LOS ANGELES (Top40 Charts/ LUCK Media & Marketing) Ted Amberson and Michael Baggett are a little too raw and blissfully old school - not to mention a few years beyond age eligibility - to audition for "American Idol." But as the fiery Southern Rock duo The Amberson-Baggett Band, they're bound to draw as much excited attention to "
Sweet Home Alabama" as fellow Alabamans
Ruben Studdard,
Bo Bice and
Taylor Hicks did in their post-Idol heydays.
Digging into the treasure trove of timeless and edgy rockers penned over the years by Baggett, the Anniston, Ala.-based duo -- featuring Amberson on vocals and Baggett on electric guitar and bass -- amps up for a set of 11 tunes they facetiously call "The Greatest Hits of a Band That Never Happened." When folks hear it and start kickin' up dust and jamming along, no doubt their debut album title will prove prophetic: That's Gonna Leave A Mark.
Tracks such as "This is Real" and "Satisfied (Live My Life)" hark back brilliantly to an era when bands didn't want or need TV competitions to galvanize audiences hungry for real music.

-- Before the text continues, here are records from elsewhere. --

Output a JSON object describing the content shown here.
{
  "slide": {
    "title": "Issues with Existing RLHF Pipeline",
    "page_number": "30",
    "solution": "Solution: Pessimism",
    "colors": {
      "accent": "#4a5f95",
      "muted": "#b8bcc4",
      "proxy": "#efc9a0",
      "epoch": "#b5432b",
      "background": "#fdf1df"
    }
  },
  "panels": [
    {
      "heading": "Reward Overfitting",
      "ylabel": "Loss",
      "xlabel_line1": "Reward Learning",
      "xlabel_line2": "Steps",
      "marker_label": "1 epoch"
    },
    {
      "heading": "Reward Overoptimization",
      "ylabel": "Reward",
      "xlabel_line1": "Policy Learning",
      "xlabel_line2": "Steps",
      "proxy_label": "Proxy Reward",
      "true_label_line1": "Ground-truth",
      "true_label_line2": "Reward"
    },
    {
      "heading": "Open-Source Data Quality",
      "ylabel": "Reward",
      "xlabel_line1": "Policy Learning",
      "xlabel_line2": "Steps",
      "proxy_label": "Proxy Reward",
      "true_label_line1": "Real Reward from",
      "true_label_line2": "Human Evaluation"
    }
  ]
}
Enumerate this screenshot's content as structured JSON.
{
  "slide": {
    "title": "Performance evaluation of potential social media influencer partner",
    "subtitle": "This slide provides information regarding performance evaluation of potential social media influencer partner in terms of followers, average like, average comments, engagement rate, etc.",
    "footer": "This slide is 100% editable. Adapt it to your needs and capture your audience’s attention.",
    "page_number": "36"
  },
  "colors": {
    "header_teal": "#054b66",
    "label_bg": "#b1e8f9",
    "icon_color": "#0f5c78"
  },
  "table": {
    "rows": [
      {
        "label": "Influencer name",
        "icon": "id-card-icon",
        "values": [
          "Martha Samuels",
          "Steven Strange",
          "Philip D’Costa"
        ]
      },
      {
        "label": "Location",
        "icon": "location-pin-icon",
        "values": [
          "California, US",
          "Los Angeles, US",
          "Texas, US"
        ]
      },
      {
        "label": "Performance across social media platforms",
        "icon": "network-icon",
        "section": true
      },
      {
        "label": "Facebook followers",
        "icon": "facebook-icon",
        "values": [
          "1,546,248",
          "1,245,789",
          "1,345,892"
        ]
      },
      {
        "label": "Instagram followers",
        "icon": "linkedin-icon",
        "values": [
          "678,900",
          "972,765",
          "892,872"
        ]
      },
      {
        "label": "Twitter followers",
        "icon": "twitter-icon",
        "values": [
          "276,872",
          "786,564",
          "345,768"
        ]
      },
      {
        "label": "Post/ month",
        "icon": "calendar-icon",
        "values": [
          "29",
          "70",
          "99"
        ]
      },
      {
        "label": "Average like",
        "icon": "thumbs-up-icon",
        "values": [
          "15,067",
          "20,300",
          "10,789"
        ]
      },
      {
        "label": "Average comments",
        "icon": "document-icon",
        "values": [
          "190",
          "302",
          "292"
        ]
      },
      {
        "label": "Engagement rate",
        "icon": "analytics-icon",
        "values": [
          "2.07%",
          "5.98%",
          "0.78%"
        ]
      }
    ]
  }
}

While "Satisfied" and the wistful look back on the good old days "Have You Been There" are focal tracks, it's the autobiographical "Shoes For My Pillow" (featuring expansive electric guitar passages, including a powerful 75-second intro) that strikes the most intense emotional chord.
Baggett, an accomplished guitarist, bassist, drummer and flutist, began writing music back when Southern rock greats like Lynyrd Skynyrd, the Marshall Tucker Band and Atlanta Rhythm Section could also be pop stars. He made a go of a musical career before, touring Alabama, Georgia and Tennessee extensively from the mid-80s to mid-90s with an original rock outfit called Shoshannim.
One of the most fascinating aspects of That's Gonna Leave A Mark is that while certain tunes like "High Time" and "Satisfied (Live My Life)" are brand new and written out of the energy the duo brought to the project, others had their origins as far back as 35 years ago. The blistering rocker "
Fallen Angel" has evolved over the years, but Baggett wrote it in his teens, and his hypnotic electric guitar line is exactly the way he conceived it back in the late '70s.